Posted Sunday, July 5th, 2020
Funding Offsets Costs of Interdisciplinary Programming that Engages 500 Students Annually – Even Virtually
The “Project Yellowstone” academic program at County College of Morris has been awarded a New Jersey Council for the Humanities COVID-19 response grant, which will help finance upcoming experiences for students at CCM.
Award-winning “Project Yellowstone,” which offers numerous learning opportunities each year, is part of a CCM Community and Civic Engagement initiative that offers interdisciplinary programs, which bring together the academic disciplines of history, journalism, and biology to enhance student learning and community engagement. Programs offered on and off campus focus on environmental history and conservation via the lens of the National Park system, and has engaged more than 500 CCM students each year.
Nonprofit organizations that provide humanities programming to public audiences and who are facing financial hardship due to the COVID-19 pandemic were able to apply for funding via the federal CARES Act. The funding, allocated through the National Endowment for the Humanities, provided resources to allow the state Council to build a special COVID-19 response grant program. Funds were made available for operational and program support.
The CCM program was developed three years ago by several professors and instructors in various fields: Michelle Iden, history and political science; Samantha Gigliotti and Maria Isaza, biology and chemistry; John Soltes, communication. For the past two years, they have traveled to Yellowstone National Park to create greater awareness about conservation and protected lands and to share their experiences with CCM students and the public.
In October, 2020, the team had scheduled an educational and exploratory trip for six CCM students to Yellowstone. Due to COVID-19, the educational trip was indefinitely postponed. They hope to travel to the national park in May, 2021.
“This award is a testament to the quality of the program and the hard work of a very creative group of faculty. Students are learning about the natural environment from several perspectives and coming to understand how different academic disciplines work together,” said CCM Vice President of Academic Affairs John Marlin.
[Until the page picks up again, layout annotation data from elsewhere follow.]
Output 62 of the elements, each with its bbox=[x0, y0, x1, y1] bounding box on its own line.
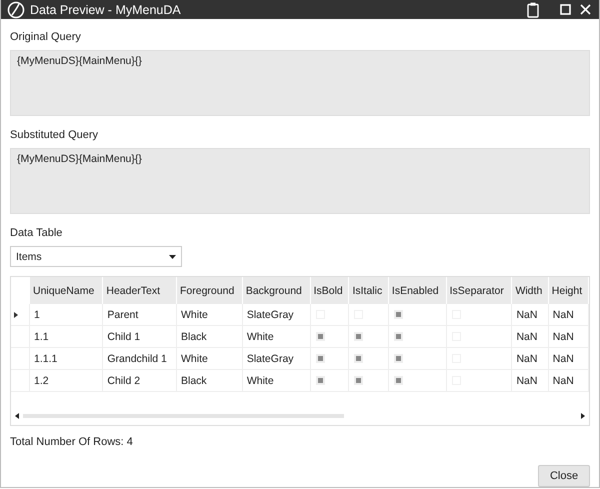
table-cell: SlateGray bbox=[242, 304, 310, 326]
close-button[interactable]: Close bbox=[538, 465, 590, 487]
scroll-right-icon[interactable] bbox=[581, 413, 585, 419]
column-header[interactable]: UniqueName bbox=[30, 277, 103, 304]
section-label: Original Query bbox=[10, 31, 82, 45]
checkbox[interactable] bbox=[316, 376, 325, 386]
table-cell: 1.2 bbox=[30, 370, 103, 392]
column-header[interactable]: Width bbox=[512, 277, 548, 304]
checkbox[interactable] bbox=[354, 354, 364, 364]
table-cell: NaN bbox=[548, 304, 588, 326]
checkbox[interactable] bbox=[354, 376, 364, 386]
section-label: Data Table bbox=[10, 227, 64, 241]
table-cell: NaN bbox=[548, 370, 588, 392]
table-cell: White bbox=[176, 304, 242, 326]
column-header[interactable]: Foreground bbox=[176, 277, 242, 304]
table-cell: 1.1 bbox=[30, 326, 103, 348]
table-cell: Black bbox=[176, 326, 242, 348]
table-cell: Child 2 bbox=[102, 370, 176, 392]
current-row-icon bbox=[14, 312, 18, 318]
table-cell: NaN bbox=[548, 348, 588, 370]
column-header[interactable]: Background bbox=[242, 277, 310, 304]
table-cell: Parent bbox=[102, 304, 176, 326]
table-cell: Black bbox=[176, 370, 242, 392]
query-field[interactable]: {MyMenuDS}{MainMenu}{} bbox=[10, 148, 590, 214]
logo-icon bbox=[7, 0, 25, 18]
section-label: Substituted Query bbox=[10, 129, 100, 143]
row-count: Total Number Of Rows: 4 bbox=[10, 436, 134, 448]
query-field[interactable]: {MyMenuDS}{MainMenu}{} bbox=[10, 50, 590, 116]
column-header[interactable]: Height bbox=[548, 277, 588, 304]
maximize-icon[interactable] bbox=[560, 4, 571, 15]
table-cell: 1 bbox=[30, 304, 103, 326]
table-cell: NaN bbox=[512, 304, 548, 326]
caret-icon bbox=[169, 254, 176, 258]
column-header[interactable]: HeaderText bbox=[102, 277, 176, 304]
window-title: Data Preview - MyMenuDA bbox=[30, 2, 181, 16]
table-cell: NaN bbox=[548, 326, 588, 348]
checkbox[interactable] bbox=[394, 310, 403, 320]
table-dropdown[interactable]: Items bbox=[10, 246, 182, 267]
table-cell: White bbox=[242, 370, 310, 392]
table-cell: NaN bbox=[512, 370, 548, 392]
checkbox[interactable] bbox=[316, 354, 325, 364]
clipboard-icon[interactable] bbox=[527, 2, 539, 18]
table-cell: White bbox=[242, 326, 310, 348]
table-cell: White bbox=[176, 348, 242, 370]
checkbox[interactable] bbox=[394, 332, 403, 342]
table-cell: Child 1 bbox=[102, 326, 176, 348]
table-cell: Grandchild 1 bbox=[102, 348, 176, 370]
checkbox[interactable] bbox=[354, 332, 364, 342]
column-header[interactable]: IsItalic bbox=[348, 277, 388, 304]
close-icon[interactable] bbox=[580, 4, 591, 15]
checkbox[interactable] bbox=[394, 376, 403, 386]
column-header[interactable]: IsEnabled bbox=[388, 277, 446, 304]
table-cell: 1.1.1 bbox=[30, 348, 103, 370]
column-header[interactable]: IsSeparator bbox=[446, 277, 512, 304]
table-cell: NaN bbox=[512, 348, 548, 370]
scroll-left-icon[interactable] bbox=[15, 413, 19, 419]
table-cell: NaN bbox=[512, 326, 548, 348]
checkbox[interactable] bbox=[394, 354, 403, 364]
row-header[interactable] bbox=[11, 304, 30, 326]
table-cell: SlateGray bbox=[242, 348, 310, 370]
column-header[interactable]: IsBold bbox=[310, 277, 349, 304]
checkbox[interactable] bbox=[316, 332, 325, 342]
The NJCH grant will help finance “Project Yellowstone” programming scheduled for the Fall 2020 semester and Spring semester 2021. Here is a partial list of planned Fall programming:
In September, a guided tour of the Great Swamp in Morristown will be given by Professor Gigliotti via a video-conferencing tool.
A public book discussion of John Krakauer’s “Into the Wild” will occur in October.
Dr. Shane Doyle, Native American Scholar and member of the Crow nation will give a public zoom presentation.
A faculty and staff book discussion of “The Immortal Life of Henrietta Lacks.”
Complete details of other Project Yellowstone programming will be forthcoming when adjustments are decided upon corresponding to the pandemic.